When meeting Aven Ascher, you first notice her soft voice, sweet and slow, her blonde hair that sweeps across her cheeks and her pale blue eyes that dance like her feet. The 26-year old has the grace that every dancer seems to be born with: she’s tall and all long, lean muscle. Her voice pitches higher when she gets excited, using her hands to express what she’s saying. She evokes a sense of calm in people, like maybe she has everything under control and you don’t have to worry. But there’s another side to Ascher. Onstage, all her inhibitions disappear. Her hips swing sensually, her back arches in strange angles and her face shows little of the calm, composed woman that stood before you minutes before. Onstage, she is a different person.
On Thursday, April 26, Ascher performed for the final time at Mills, ending her undergraduate dance studies with a piece she’d been working on all year, in a discipline she has been working on her whole life.
Ascher was born in Kansas, but with a soft laugh she’ll explain that she was raised in Santa Barbara, Calif. Until she was 14, she moved between multiple foster homes, sometimes living with her biological brother, Ben Donovan.
Ascher’s official dancing days began when she was 11, at her first ballet class.
Aven got into a pre-professional company when she was 16, the Santa Barbara Festival Ballet Company.
After graduating from high school, she didn’t want to go to college right away.
She wasn’t sure what she wanted to do with her life, and she didn’t want to waste the limited financial aid she received from the state on finding out. So she moved to Los Angeles instead, where she taught children dance. After her time in Los Angeles, Ascher went back to Santa Barbara to attend community college. Two years later, she decided to go to Humboldt State but transferred to Mills after a year.
Speaking methodically, she explains why dance appealed to her so much. “I didn’t really have a stable family life,” she said. “Dance has kind of been that stability for me and that consistent thing in my life.”
Although she has been trained in ballet for years, Ascher prefers modern dance.
“Ballet is too confining for me,” she said. “It doesn’t feel expressive enough.”
That need for expression was obvious during her thesis performance, which involved a group and solo piece.
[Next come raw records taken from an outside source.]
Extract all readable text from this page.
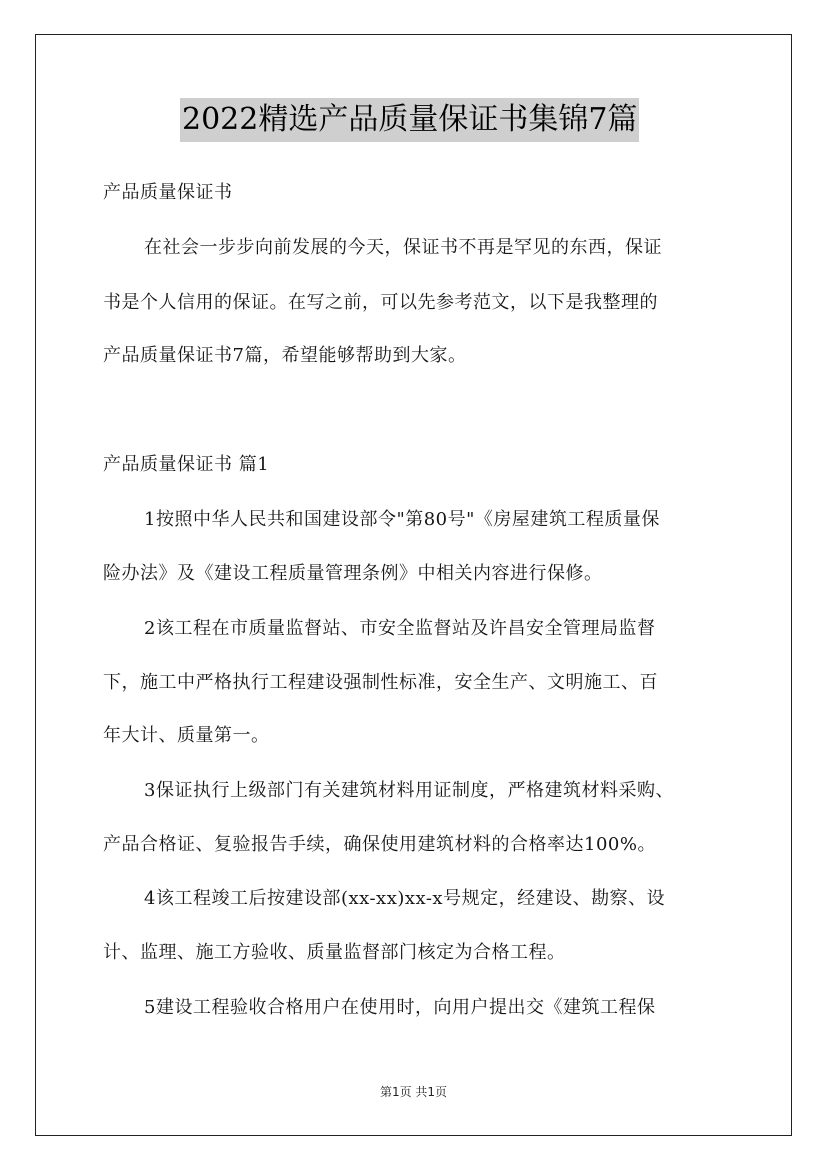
2022精选产品质量保证书集锦7篇
产品质量保证书
在社会一步步向前发展的今天，保证书不再是罕见的东西，保证
书是个人信用的保证。在写之前，可以先参考范文，以下是我整理的
产品质量保证书7篇，希望能够帮助到大家。
产品质量保证书 篇1
1按照中华人民共和国建设部令"第80号"《房屋建筑工程质量保
险办法》及《建设工程质量管理条例》中相关内容进行保修。
2该工程在市质量监督站、市安全监督站及许昌安全管理局监督
下，施工中严格执行工程建设强制性标准，安全生产、文明施工、百
年大计、质量第一。
3保证执行上级部门有关建筑材料用证制度，严格建筑材料采购、
产品合格证、复验报告手续，确保使用建筑材料的合格率达100%。
4该工程竣工后按建设部(xx-xx)xx-x号规定，经建设、勘察、设
计、监理、施工方验收、质量监督部门核定为合格工程。
5建设工程验收合格用户在使用时，向用户提出交《建筑工程保
第1页 共1页
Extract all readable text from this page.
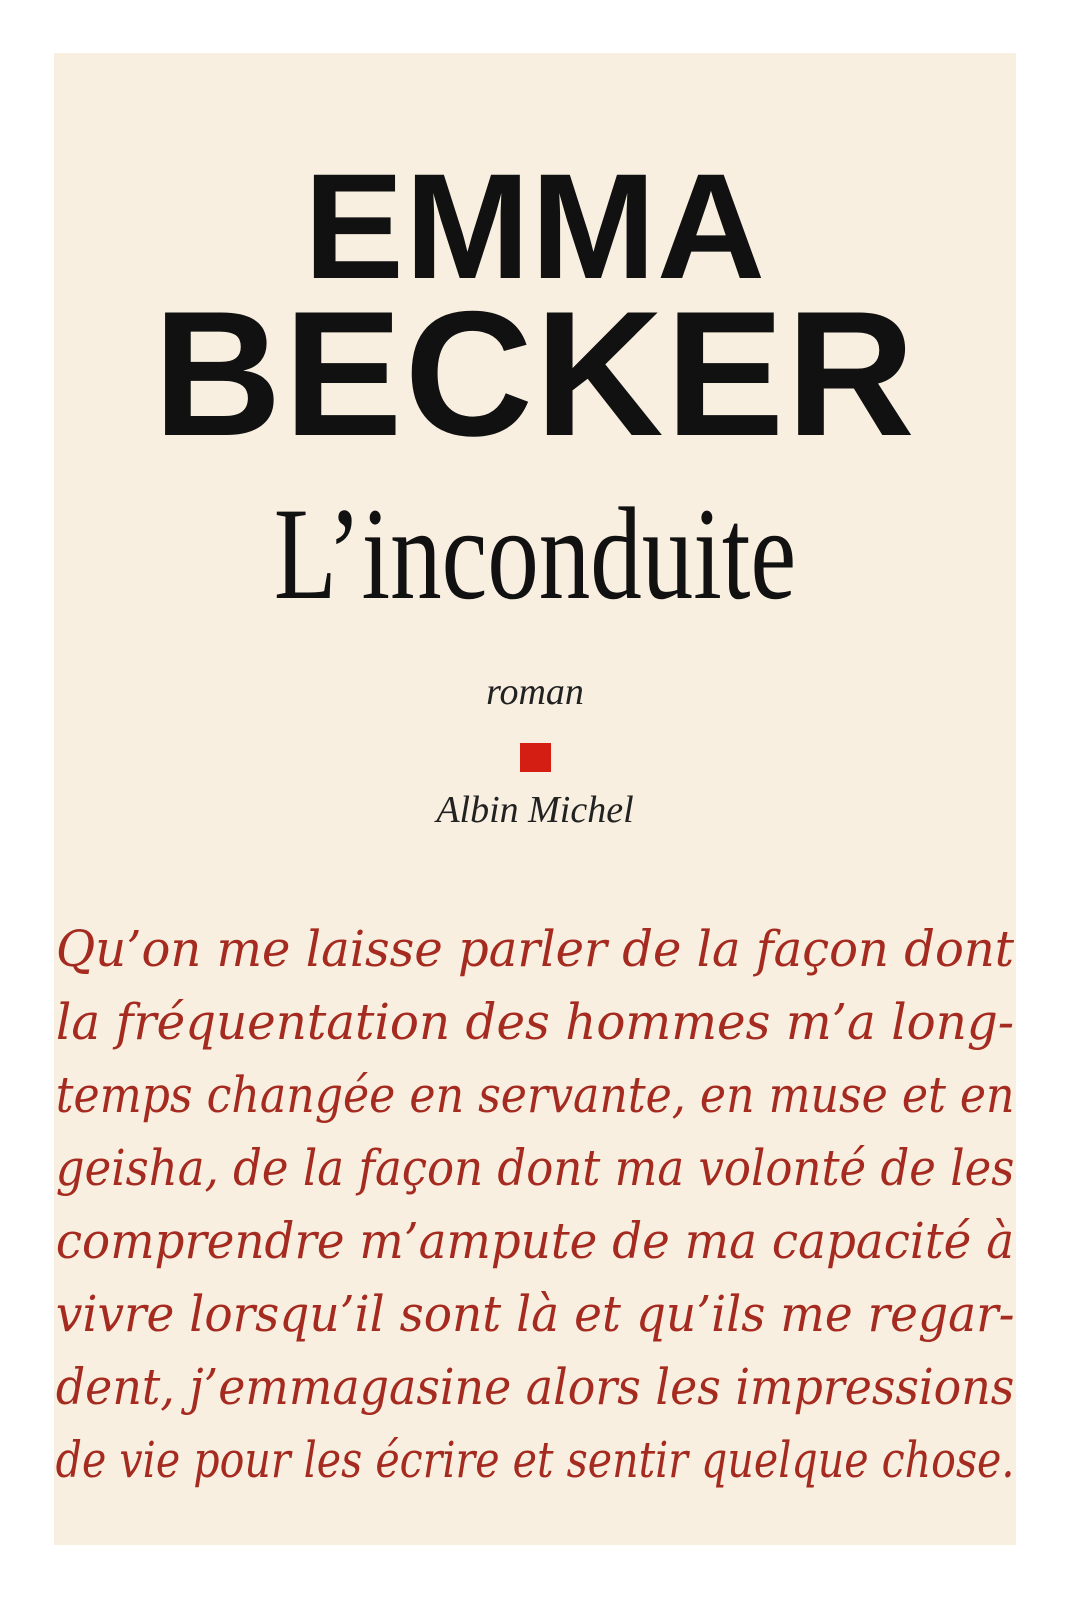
EMMA
BECKER
L’inconduite
roman
Albin Michel
Qu’on me laisse parler de la façon dont
la fréquentation des hommes m’a long-
temps changée en servante, en muse et en
geisha, de la façon dont ma volonté de les
comprendre m’ampute de ma capacité à
vivre lorsqu’il sont là et qu’ils me regar-
dent, j’emmagasine alors les impressions
de vie pour les écrire et sentir quelque chose.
The title was “Transpace,” and it dealt with the different transitions that people go through during their lives.
“I personally have always felt that I’ve been in transition in some way,” says Ascher.
The idea of transition came to her one day last semester when she noticed the three-way stop on the Mills campus, the convergence of Kapiolani and Richards roads. She looked at the roads and the row of trees. What is the function of this space? she asked herself. She thought about the ways in which students transition from one class to the next and how they get there. Do they cross the sidewalk? Or go across the grass? Sometimes people go across grass and it eventually gets patted down into a new path. “The paths there are not necessarily exactly right for everyone.”
Her group piece included students from the Mills community doing a series of moves she gave to them. However, the order of the moves was entirely up to students, causing a strange sense of ordered chaos when it was performed during intermission out on the roads that originally inspired the dancer. Adding to the chaos was Mills student Legs Kraus, performing Butoh in drag.
“[Butoh] is a physical manifestation of, I want to say, an internal struggle . but it’s a little more gruesome in a way.”
Donovan constructed a banana peel that was set up on one of the roads during the performance. Ascher wanted a banana peel in her piece to symbolize humor. She admits that she has a tendency to take things a little too seriously. However, when it comes to dance, she prefers a more easy-going, fluid style.
“It really bothers me when dance is taken so seriously,” she said, her voice dipping low and dramatic, but with the same twinkle of fun in her eyes.That twinkle is something her brother knows well.
“She had this wonderful ability of staying out of trouble that I was terribly envious of,” Donovan said, remembering Ascher as a child. His face visibly changes when he is asked about his sister. He smiles and gushes, “I think everybody should know everything about her . that’s how great she is.”
Donovan explained that his sister is “quietly” daring. This daring can be seen during the solo component of her thesis, called “Play Back.”
Aven said that during the dance her back was “more prevalent” than her front to the audience, in order to express the idea that things are still a little unstable no matter what happens in her life.”[It symbolizes that] what’s behind me is still in front of me.”
In front of Ascher next is her graduation, a major accomplishment in her family. “I’m the first person in my biological family to graduate from college,” she said. “It’s like a huge event, not just for me but for the history that came with me.”
Her biological siblings will be there and they will be able to meet the family she has made for herself at Mills.
“My graduation day is not just about me . it’s about my family connecting and getting to talk to each other.”